When is $\{(x_n)_{n=1}^{\infty}\in l_p:\sum_{n=1}^{\infty} n^{\alpha}\cdot |x_n|^{p+1}\leq 1\}$ totally bounded?

Question

Question: Find all $\alpha\in \mathbb{R}$ such that $A=\{(x_n)_{n=1}^{\infty}\in l_p:\sum_{n=1}^{\infty} n^{\alpha}\cdot |x_n|^{p+1}\leq 1\}$ is totally bounded.

In the question, metric is not given. So, I think the metric is $d(x,y)=\left(\sum_{n=1}^{\infty}|x_n-y_n|^p\right)^{1/p}$.

My Work: $A$, a subset of $l_p$ is totally bounded if $\forall \epsilon>0$, $\exists N\in\mathbb{N}$ such that $\sum_{n=N}^{\infty} |x_n|^p<\epsilon$ for all $x\in A$. By Hölder's inequality, $$\sum_{n=N}^{\infty} |x_n|^p\leq \left(\sum_{n=N}^{\infty} n^{\alpha}\cdot |x_n|^{p+1}\right)^{p/(p+1)}\left(\sum_{n=N}^{\infty}n^{-p\alpha}\right)^{1/(p+1)}\leq \left(\sum_{n=N}^{\infty}n^{-p\alpha}\right)^{1/(p+1)}$$ Therefore, if $\alpha>\frac{1}{p}$, then we can find $N\in\mathbb{N}$ such that $\left(\sum_{n=N}^{\infty}n^{-p\alpha}\right)^{1/(p+1)}<\epsilon$ because $a_k=\sum_{n=k}^{\infty}n^{-p\alpha}\to 0$ when $k\to \infty$. Because of that, I think the answer is real numbers larger than $\frac{1}{p}$. To prove that we need to show that $\alpha\leq \frac{1}{p}$ don't work. I defined a new set $$B=\left\{(x_n)_{n=1}^{\infty}\in l_p:\sum_{n=1}^{\infty} n^{\frac{1}{p}}\cdot |x_n|^{p+1}\leq 1\right\}$$ $B\subseteq A$ because if $x\in B$, then $\sum_{n=1}^{\infty} n^{\alpha}\cdot |x_n|^{p+1}\leq \sum_{n=1}^{\infty} n^{\frac{1}{p}}\cdot |x_n|^{p+1}\leq 1$ and $x\in A$. So, it is enough to show that $B$ is not totally bounded. I could not continue after that part.

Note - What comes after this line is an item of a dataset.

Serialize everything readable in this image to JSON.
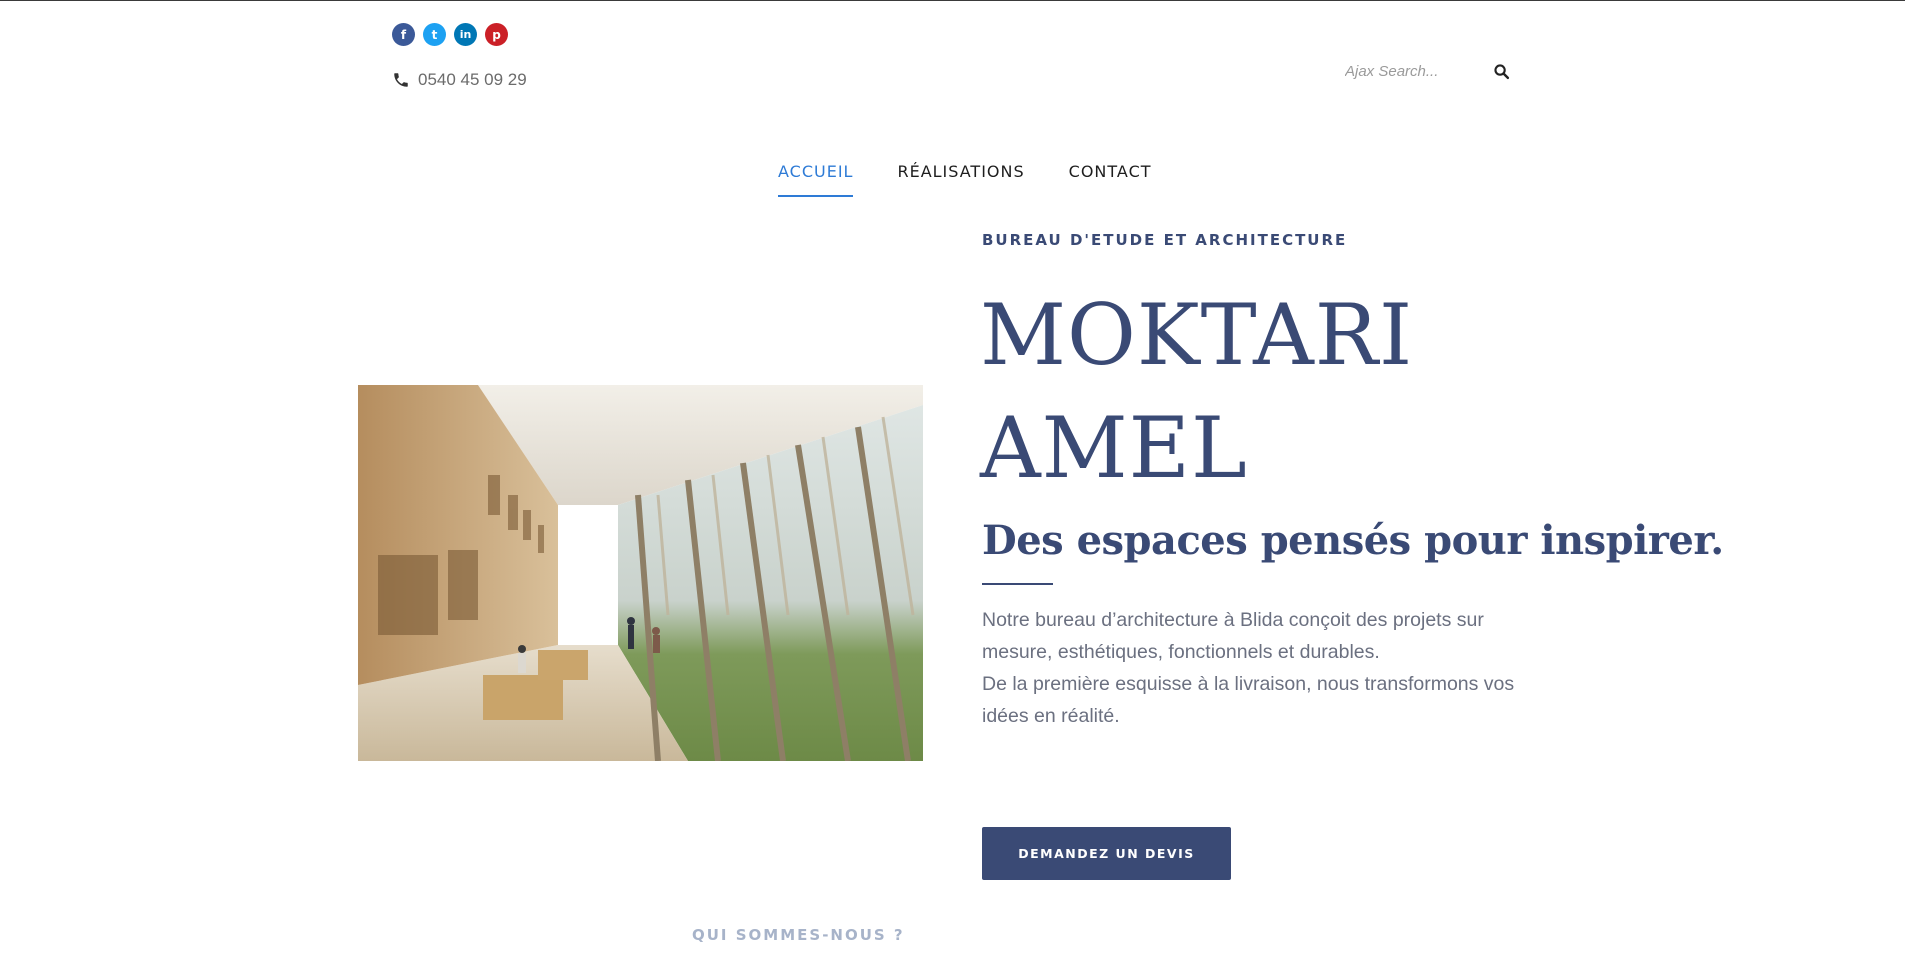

How can I continue?

Answer 1

If $B$ were a totally bounded set, then it also would be a bounded set. Therefore, it is enough to show that it is not bounded. Let's try to find a sequence $(x_n)_{n=1}^{\infty}$ such that $x_n=cn^{-q}$ for some positive constant $c$. Because we are working on $l_p$, we need $q>\frac{1}{p}$.

We also want that $(x_n)_{n=1}^{\infty}\in B$, therefore, $$c^{p+1}\sum_{n=1}^{\infty} n^{\frac{1}{p}-q(p+1)}\leq 1$$ Because $q>\frac{1}{p}$, we have $q(p+1)-\frac{1}{p}>1$ and $$c\leq \frac{1}{\left[\zeta\left(q(p+1)-\frac{1}{p}\right)\right]^{\frac{1}{p+1}}}$$ We can simply choose $c$ as its upperbound we found. Now $x=(x_n)_{n=1}^{\infty}\in B$ and $$\sum_{n=1}^{\infty} |x_n|^p=\frac{\zeta(qp)}{\left[\zeta\left(q(p+1)-\frac{1}{p}\right)\right]^{\frac{p}{p+1}}}\geq \left[\zeta(qp)\right]^{\frac{1}{p+1}}$$ because $qp<q(p+1)-\frac{1}{p}$ and $\zeta(s)$ decreases when $s>1$. However, RHS is goes to $\infty$ when $q\to \frac{1}{p}^+$. So, $B$ is not bounded, and by that, it is not totally bounded. $A$ is totally bounded if and only if $\alpha>\frac{1}{p}$.